My troubles with my weight started in pre-adolescence. Up until then, I was tall for my age, athletic and lean. Then, seemingly overnight, I was tall, athletic and chubby, surrounded by tiny friends with tiny butts and flat stomachs. They wore sizes 1-2, 3-4; I wore 13-14's. Once I got to full height, I could no longer wear Junior clothing - I couldn't fit in all the cool clothes, because I had to shop in the Women's department. It didn't take me long to stop trying to look good. My uniform became baggy t-shirts over men's jeans (women's jeans weren't long enough). The only thing between me and 200# in high school was athletics. As long as I swam, played basketball, bicycled, and played touch football, my weight was manageable, but I was always the "big girl" in the crowd. Still am.
My participation in sports stopped when I went to college, and without the structure that practices provided, I had no concept of "working out". So I gained several pounds over the "Freshman 15". I was also pretty unenthusiastic about life. I know now that I was severely depressed - another lifelong battle for me, and one that has been woven in with my weight problems. When I got over 200#, I became a (temporary) vegetarian and lost 20#, only to regain it - plus more. And the same pattern has repeated itself throughout my adult life. I've tried all kinds of diets. They were only successful if I was also exercising my butt off (yes, I did learn how to "work out") at the same time. Each time, I would eventually burn out on both the diet and the exercise, stop, and regain - plus more. The last time, when I hit 300#, I lost 40# on the Zone Diet. Same old story. My weight has hovered around the 300# mark for about 2 years now. I have high cholesterol, chronic edema, and my doc tests me for diabetes every time I set foot in her office.
Don't get me wrong - I've got "the good stuff" in my life. My career in child welfare has made me acutely aware of the privileged life I have had. I have, overall, been very healthy throughout my life. In addition, I have two beautiful daughters, the smartest, most adorable granddaughter in the world, a loving family, and great friends. I've got God, too. Well, actually, He's got me. And last year I landed a dream job with an awesome boss and smart, wicked funny and caring coworkers, and I'm looking forward to many more years of working with them.
I'm an overachiever and a caregiver - and there are two sides to both of those. I have a hard time saying, "No", "I want to...", and "This is just for me." I don't know how many times over the years that I've told people, "You can't take care of other people if you don't take care of yourself." I just never applied it to myself.

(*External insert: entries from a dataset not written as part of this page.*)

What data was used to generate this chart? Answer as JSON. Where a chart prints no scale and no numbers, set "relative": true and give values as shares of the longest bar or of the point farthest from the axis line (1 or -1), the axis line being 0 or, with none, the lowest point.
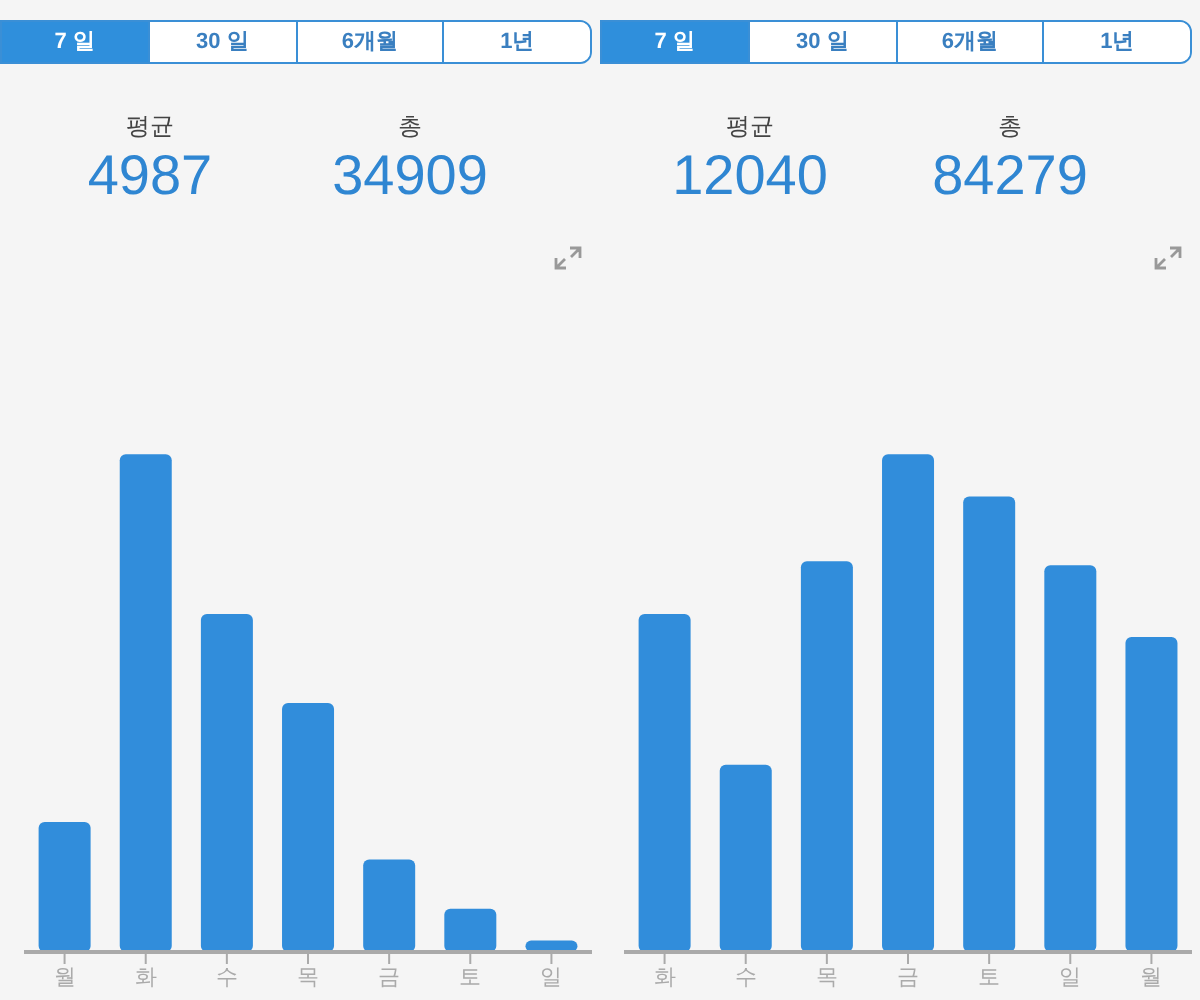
{
  "chart_data": [
    {
      "type": "bar",
      "relative": true,
      "annotations": [
        "7 일",
        "30 일",
        "6개월",
        "1년",
        "평균",
        "4987",
        "총",
        "34909"
      ],
      "categories": [
        "월",
        "화",
        "수",
        "목",
        "금",
        "토",
        "일"
      ],
      "series": [
        {
          "color": "#318ddb",
          "values": [
            0.261,
            1,
            0.679,
            0.5,
            0.186,
            0.087,
            0.023
          ]
        }
      ]
    },
    {
      "type": "bar",
      "relative": true,
      "annotations": [
        "7 일",
        "30 일",
        "6개월",
        "1년",
        "평균",
        "12040",
        "총",
        "84279"
      ],
      "categories": [
        "화",
        "수",
        "목",
        "금",
        "토",
        "일",
        "월"
      ],
      "series": [
        {
          "color": "#318ddb",
          "values": [
            0.679,
            0.376,
            0.785,
            1,
            0.915,
            0.777,
            0.633
          ]
        }
      ]
    }
  ]
}
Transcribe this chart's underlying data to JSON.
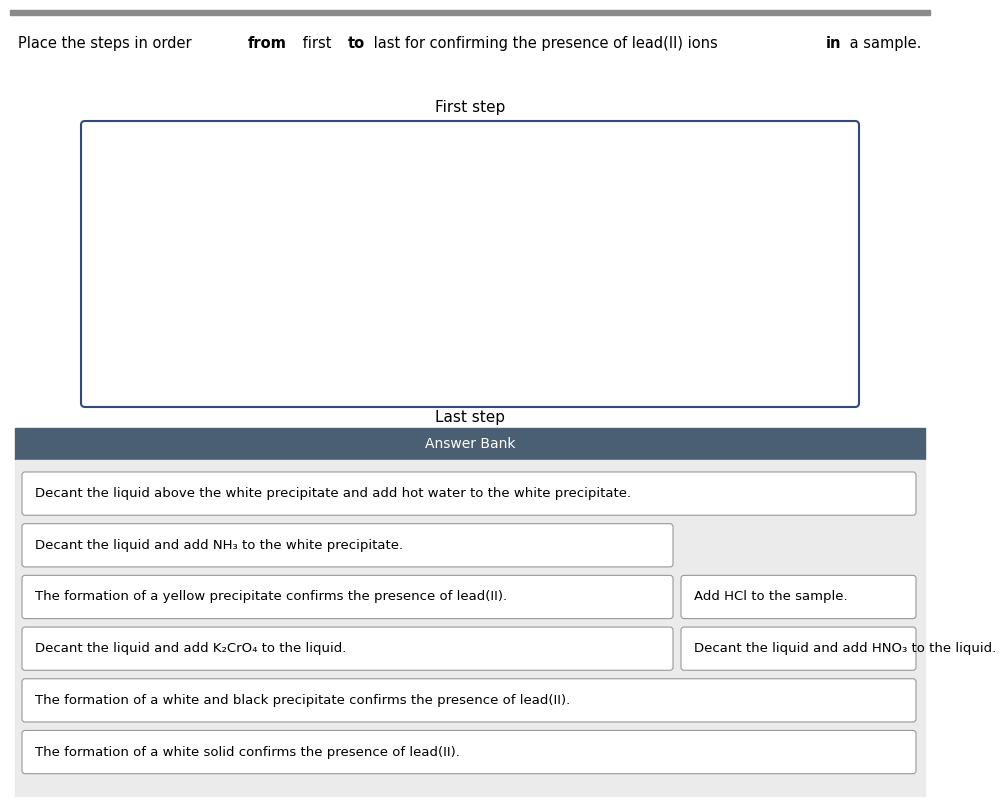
{
  "title_parts": [
    {
      "text": "Place the steps in order ",
      "bold": false
    },
    {
      "text": "from",
      "bold": true
    },
    {
      "text": " first ",
      "bold": false
    },
    {
      "text": "to",
      "bold": true
    },
    {
      "text": " last for confirming the presence of lead(II) ions ",
      "bold": false
    },
    {
      "text": "in",
      "bold": true
    },
    {
      "text": " a sample.",
      "bold": false
    }
  ],
  "first_step_label": "First step",
  "last_step_label": "Last step",
  "answer_bank_label": "Answer Bank",
  "answer_bank_bg": "#4a5f72",
  "answer_bank_text_color": "#ffffff",
  "main_bg": "#ffffff",
  "answer_area_bg": "#ebebeb",
  "drop_zone_border": "#2e4a7a",
  "top_bar_color": "#8a8a8a",
  "items": [
    {
      "text": "Decant the liquid above the white precipitate and add hot water to the white precipitate.",
      "row": 0,
      "col": 0,
      "colspan": 2
    },
    {
      "text": "Decant the liquid and add NH₃ to the white precipitate.",
      "row": 1,
      "col": 0,
      "colspan": 1
    },
    {
      "text": "The formation of a yellow precipitate confirms the presence of lead(II).",
      "row": 2,
      "col": 0,
      "colspan": 1
    },
    {
      "text": "Add HCl to the sample.",
      "row": 2,
      "col": 1,
      "colspan": 1
    },
    {
      "text": "Decant the liquid and add K₂CrO₄ to the liquid.",
      "row": 3,
      "col": 0,
      "colspan": 1
    },
    {
      "text": "Decant the liquid and add HNO₃ to the liquid.",
      "row": 3,
      "col": 1,
      "colspan": 1
    },
    {
      "text": "The formation of a white and black precipitate confirms the presence of lead(II).",
      "row": 4,
      "col": 0,
      "colspan": 2
    },
    {
      "text": "The formation of a white solid confirms the presence of lead(II).",
      "row": 5,
      "col": 0,
      "colspan": 2
    }
  ]
}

Until now. Doc got my attention - if I don't take care of my health now, I won't be a very good achiever or caregiver in the future.
At first, I thought, "What diet am I going to do now?" Then a friend of mine, interested in the possibility of WLS for herself, dragged me along to a seminar offered by a local bariatric surgery group. I sat there, I listened, I learned, and before I left, I knew what my next step was going to be - RNY. Doc didn't hesitate to give me a referral to that group, New Life Bariatric Surgery Center (a Center of Excellence, thankfully), and I met with my surgeon, Dr. Stephen Boyce, shortly thereafter. New Life is putting together the insurance packet and I'm pulling together the $1500 co-pay and jumping through the insurance company's hoops. I've been doing the research. I know this is a "big surgery", to quote Doc. I know that this won't be easy. I know that this is just one tool in a shedful of other tools that I will need to accomplish my weight loss and maintenance goals. Now I'm reaching out to the WLS community - online and locally - to shepherd me through what I expect will be one of the greater journeys of my life.